I spoke with Bapu about this and he said he would get back to me. To date he has failed to do so.
Conceptually, paid parking can be beneficial to a downtown area by both allocating scarce space for other revenue generating purposes and for increasing customer turnover for businesses. But it turns out that Davis doesn’t really have a parking problem–it has a walking from one’s car problem. Parking is available 3-4 blocks away the most congested areas but people complain about not being able to park right in front of where they are going. There’s really no scarcity on which to build a financial model. The high transaction costs of the infrastructure required puts the kabash to the concept.
This action also is included in the climate action plan. I have stated that I believe that the potential emission reductions are greatly exaggerated because the Davis downtown is too small and 95% of the vehicle emissions are from interurban travel. Those coming to downtown from out of town will either be quite willing to pay the fees or will just park outside of downtown and walk in, which will have a negligible impact on emissions. This paid parking is only effective for emission reductions where the transit network is a truly robust alternative driving such as in the central Bay Area.
Interesting that nobody spoke about historic resources.

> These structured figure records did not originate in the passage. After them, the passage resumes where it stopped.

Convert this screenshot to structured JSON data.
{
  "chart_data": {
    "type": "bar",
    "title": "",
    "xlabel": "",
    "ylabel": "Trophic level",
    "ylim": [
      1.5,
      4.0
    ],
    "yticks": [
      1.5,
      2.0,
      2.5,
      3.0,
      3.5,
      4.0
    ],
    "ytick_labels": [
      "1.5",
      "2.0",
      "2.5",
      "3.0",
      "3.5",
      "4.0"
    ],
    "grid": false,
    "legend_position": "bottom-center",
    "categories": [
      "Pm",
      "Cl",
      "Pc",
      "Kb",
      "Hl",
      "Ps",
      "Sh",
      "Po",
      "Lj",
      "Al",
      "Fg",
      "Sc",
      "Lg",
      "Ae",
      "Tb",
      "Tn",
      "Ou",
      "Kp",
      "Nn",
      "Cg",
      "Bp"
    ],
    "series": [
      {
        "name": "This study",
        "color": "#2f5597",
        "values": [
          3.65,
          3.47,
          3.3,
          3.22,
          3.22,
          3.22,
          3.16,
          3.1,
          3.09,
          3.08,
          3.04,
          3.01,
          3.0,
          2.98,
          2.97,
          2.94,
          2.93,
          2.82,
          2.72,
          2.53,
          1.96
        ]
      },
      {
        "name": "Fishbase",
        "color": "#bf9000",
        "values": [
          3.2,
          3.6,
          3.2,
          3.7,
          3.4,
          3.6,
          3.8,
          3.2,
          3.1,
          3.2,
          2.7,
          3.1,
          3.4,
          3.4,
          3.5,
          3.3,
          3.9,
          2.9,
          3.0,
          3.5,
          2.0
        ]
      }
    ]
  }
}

My understanding of the draft is that the historic resources part of the Downtown Plan was written so broadly that most of downtown would be off limits to redevelopment.
I fail to see the problem – the city is using the CEQA definition and not putting them off limits to redevelopment.
From page 114: “As currently defined, Landmark and Merit Resources are considered historic resources under the California Environmental Quality Act (CEQA), as evaluation criteria for such resources aligns with that of the California Register of Historical Resources (CRHR) and have such been evaluated for historical significance. Contributing properties to the Conservation Overlay District (that are not Landmark or Merit Resources) are not included in the official Davis Register of Historical Resources, and therefore are not currently considered historic resources under CEQA and are not subject to CEQA review solely because of their presence in the district.”
The council shouldn’t even be discussing the downtown plan until the replacement for the current council member representing District 3 is seated. This is the problem with district elections.
At some point someone has to act here. District 3 will have a representative throughout.
District three is currently represented by the most senior member of the City Council who is also the current mayor. If anything this CC should try to get as much done as possible before Lucas moves up to Supervisor. Lucas knows the issues and whoever replaces him is likely to need to come up to speed on many aspects of city governance that Lucas thoroughly understands after a ten year tenure on the CC.
I find the notion that because he won an election and will be moving up to Supervisor in January he should stop governing or doing the work he was elected to do now is absurd.